L’ascension de Bitcoin, de zéro à 125 000 $, repose exclusivement sur sa politique monétaire ouverte et un réseau décentralisé de nœuds — véritables piliers de sa crédibilité.
Pour atteindre 1 million de dollars, Bitcoin doit maintenir ce niveau de crédibilité, mais à une échelle adaptée aux exigences des fonds souverains et des banques centrales qui souhaitent détenir des actifs sur plusieurs décennies.
Il est essentiel de comprendre que le réseau et ses nœuds subissent une attaque systémique, et Bitcoin Core reste vulnérable. Pour la première fois depuis le début de ces attaques, une proposition sérieuse pourrait y mettre fin.
Cet article détaille la nature de l’attaque, les preuves soutenant la solution proposée, et pourquoi le chemin vers 1 million de dollars passe nécessairement par cette étape.
La valeur de Bitcoin repose entièrement sur une garantie monétaire.
L’offre totale est limitée à 21 millions d’unités, garantie par un réseau décentralisé de nœuds validant chaque transaction de façon indépendante. Cette garantie est crédible car chacun, partout dans le monde, peut facilement exécuter un logiciel de nœud qui l’applique.
C’est ce qui distingue fondamentalement Bitcoin des autres projets « crypto » centralisés. Ethereum dispose d’une fondation ; Solana repose sur quelques validateurs utilisant du matériel d’entreprise ; XRP est contrôlé par Ripple Labs. Chacun de ces réseaux présente un point de centralisation susceptible d’être soumis à des pressions, assignations, sanctions ou incitations à modifier les règles. Bitcoin, au contraire, permet à toute personne équipée d’un ordinateur standard et d’une connexion Internet d’exécuter un nœud pleinement validant, sans autorisation, sans intermédiaire et sans devoir faire confiance à un tiers, en interagissant directement avec le protocole monétaire.

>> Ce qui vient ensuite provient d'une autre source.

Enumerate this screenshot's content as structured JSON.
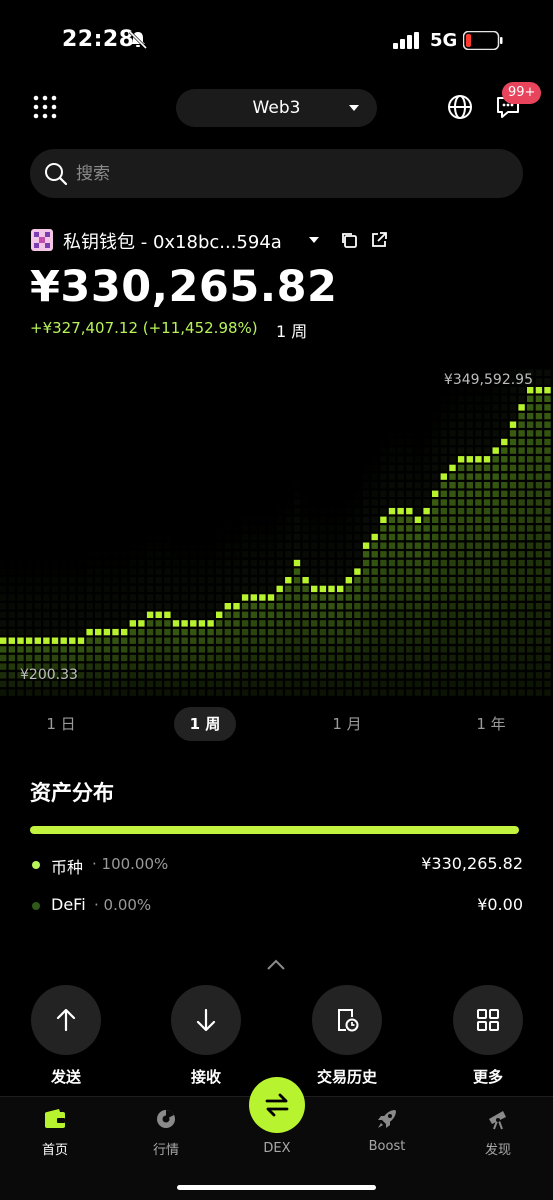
{
  "status_bar": {
    "time": "22:28",
    "network": "5G"
  },
  "header": {
    "network_selector": "Web3",
    "notification_badge": "99+"
  },
  "search": {
    "placeholder": "搜索"
  },
  "wallet": {
    "name": "私钥钱包 - 0x18bc...594a",
    "balance": "¥330,265.82",
    "change": "+¥327,407.12 (+11,452.98%)",
    "change_period": "1 周"
  },
  "chart_data": {
    "type": "line",
    "max_label": "¥349,592.95",
    "min_label": "¥200.33",
    "points": [
      6,
      6,
      6,
      6,
      6,
      6,
      7,
      7,
      7,
      7,
      8,
      8,
      9,
      10,
      10,
      11,
      12,
      13,
      15,
      14,
      11,
      11,
      11,
      11,
      12,
      15,
      17,
      18,
      19,
      19,
      20,
      20,
      22,
      26,
      30,
      24,
      21,
      21,
      22,
      22,
      24,
      29,
      35,
      40,
      44,
      46,
      46,
      46,
      44,
      48,
      52,
      57,
      61,
      63,
      63,
      64,
      64,
      65,
      70,
      75,
      80,
      84,
      85,
      85
    ]
  },
  "tabs": [
    {
      "label": "1 日"
    },
    {
      "label": "1 周"
    },
    {
      "label": "1 月"
    },
    {
      "label": "1 年"
    }
  ],
  "assets": {
    "title": "资产分布",
    "rows": [
      {
        "name": "币种",
        "pct": "· 100.00%",
        "amount": "¥330,265.82",
        "color": "#b8f35a"
      },
      {
        "name": "DeFi",
        "pct": "· 0.00%",
        "amount": "¥0.00",
        "color": "#2f5a1a"
      }
    ]
  },
  "actions": [
    {
      "label": "发送",
      "icon": "arrow-up-icon"
    },
    {
      "label": "接收",
      "icon": "arrow-down-icon"
    },
    {
      "label": "交易历史",
      "icon": "history-icon"
    },
    {
      "label": "更多",
      "icon": "grid-icon"
    }
  ],
  "nav": [
    {
      "label": "首页",
      "icon": "wallet-icon"
    },
    {
      "label": "行情",
      "icon": "market-icon"
    },
    {
      "label": "DEX",
      "icon": "swap-icon"
    },
    {
      "label": "Boost",
      "icon": "rocket-icon"
    },
    {
      "label": "发现",
      "icon": "telescope-icon"
    }
  ],
  "colors": {
    "accent": "#b8f32f",
    "badge": "#e8455d"
  }
}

L’or requiert la confiance dans les essayeurs, les obligations dans les gouvernements, et les actions dans les auditeurs. Bitcoin ne demande de faire confiance qu’aux mathématiques et aux nœuds qui les exécutent.

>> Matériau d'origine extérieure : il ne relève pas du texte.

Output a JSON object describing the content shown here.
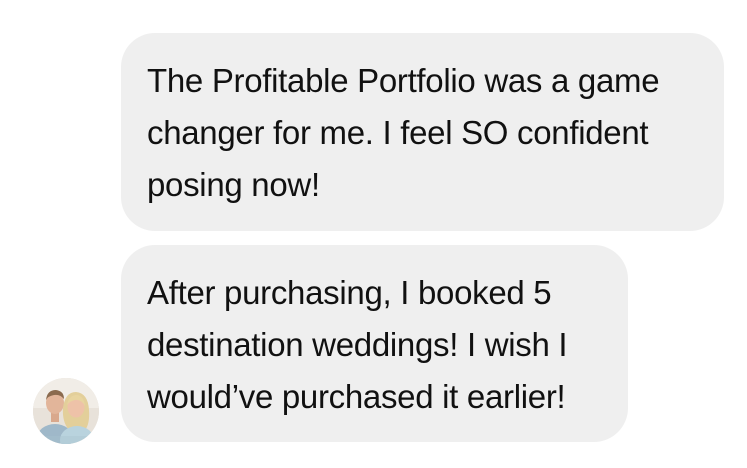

Chaque opérateur de nœud sur la chaîne de validation dispose d’un droit de vote sur la politique monétaire. Plus il y a de nœuds, plus la validation est décentralisée — et pour les capitaux capables d’investir à hauteur de sept chiffres, cette garantie gagne en crédibilité.

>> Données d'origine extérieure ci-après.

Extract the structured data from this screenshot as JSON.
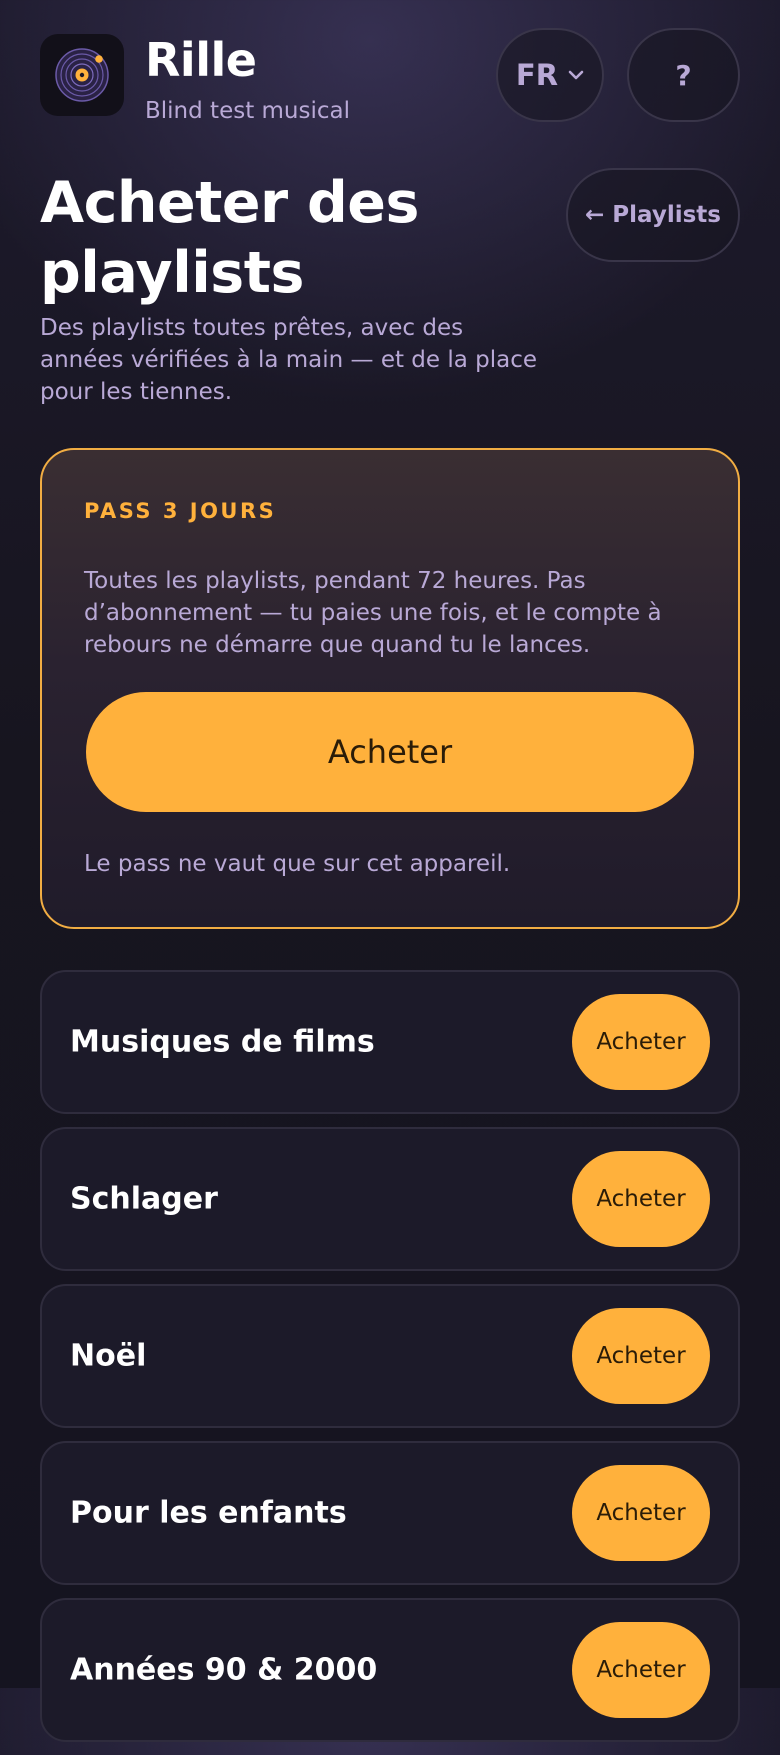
{
  "header": {
    "app_name": "Rille",
    "tagline": "Blind test musical",
    "language": "FR",
    "help_label": "?"
  },
  "page": {
    "title": "Acheter des playlists",
    "back_label": "← Playlists",
    "subtitle": "Des playlists toutes prêtes, avec des années vérifiées à la main — et de la place pour les tiennes."
  },
  "pass": {
    "eyebrow": "PASS 3 JOURS",
    "description": "Toutes les playlists, pendant 72 heures. Pas d’abonnement — tu paies une fois, et le compte à rebours ne démarre que quand tu le lances.",
    "buy_label": "Acheter",
    "note": "Le pass ne vaut que sur cet appareil."
  },
  "playlists": [
    {
      "name": "Musiques de films",
      "buy_label": "Acheter"
    },
    {
      "name": "Schlager",
      "buy_label": "Acheter"
    },
    {
      "name": "Noël",
      "buy_label": "Acheter"
    },
    {
      "name": "Pour les enfants",
      "buy_label": "Acheter"
    },
    {
      "name": "Années 90 & 2000",
      "buy_label": "Acheter"
    }
  ],
  "icons": {
    "app_icon": "vinyl-record-icon",
    "language_chevron": "chevron-down-icon"
  },
  "colors": {
    "accent": "#ffb13c",
    "muted_text": "#b9a9d6",
    "card_border": "#2f2c3d",
    "pass_border": "#f1ad43"
  }
}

En conséquence, toute menace à l’accessibilité des nœuds remet en cause la valeur et l’existence même de Bitcoin.
Dès le lancement, Bitcoin Core a intégré le filtrage des transactions indésirables. Depuis 2013, les opérateurs de nœud peuvent limiter la taille des données supplémentaires dans les transactions via le paramètre -datacarriersize, une architecture pensée avec soin. Les développeurs savaient que sans limite sur les données non monétaires, la blockchain serait inévitablement utilisée comme espace de stockage à bas coût, aux frais de chaque opérateur de nœud.
Ce système a fonctionné pendant dix ans. Début 2023, Casey Rodarmor a lancé le protocole Ordinals, ouvrant la brèche.
Ordinals a exploité une faille dans le filtre anti-spam de Bitcoin Core. Les limites sur les données transportées n’ont jamais été étendues aux transactions Taproot introduites lors de la mise à jour de novembre 2021. En masquant des données arbitraires sous forme de code dans l’espace témoin Tapscript de Taproot — via un emballage OP_FALSE OP_IF jamais exécuté — il devenait possible de contourner les limites de taille prévues. Images, fichiers texte, émissions de tokens BRC-20 et autres données non monétaires pouvaient être inscrites de façon permanente dans la blockchain Bitcoin à moindre coût, grâce à la réduction SegWit appliquée aux témoins, initialement destinée à réduire le coût de vérification des signatures.
@LukeDashjr a identifié cette faille dès le début. En décembre 2023, il l’a officiellement enregistrée sous CVE-2023-50428 dans la base de données nationale des vulnérabilités du NIST, avec un score de gravité moyen de 5,3. La description officielle précise : « Dans Bitcoin Core 26.0 et antérieur et Bitcoin Knots avant 25.1.knots20231115, les limites de taille des données transportées peuvent être contournées en masquant des données sous forme de code (par exemple, via OP_FALSE OP_IF), comme exploité par les inscriptions en 2022 et 2023. »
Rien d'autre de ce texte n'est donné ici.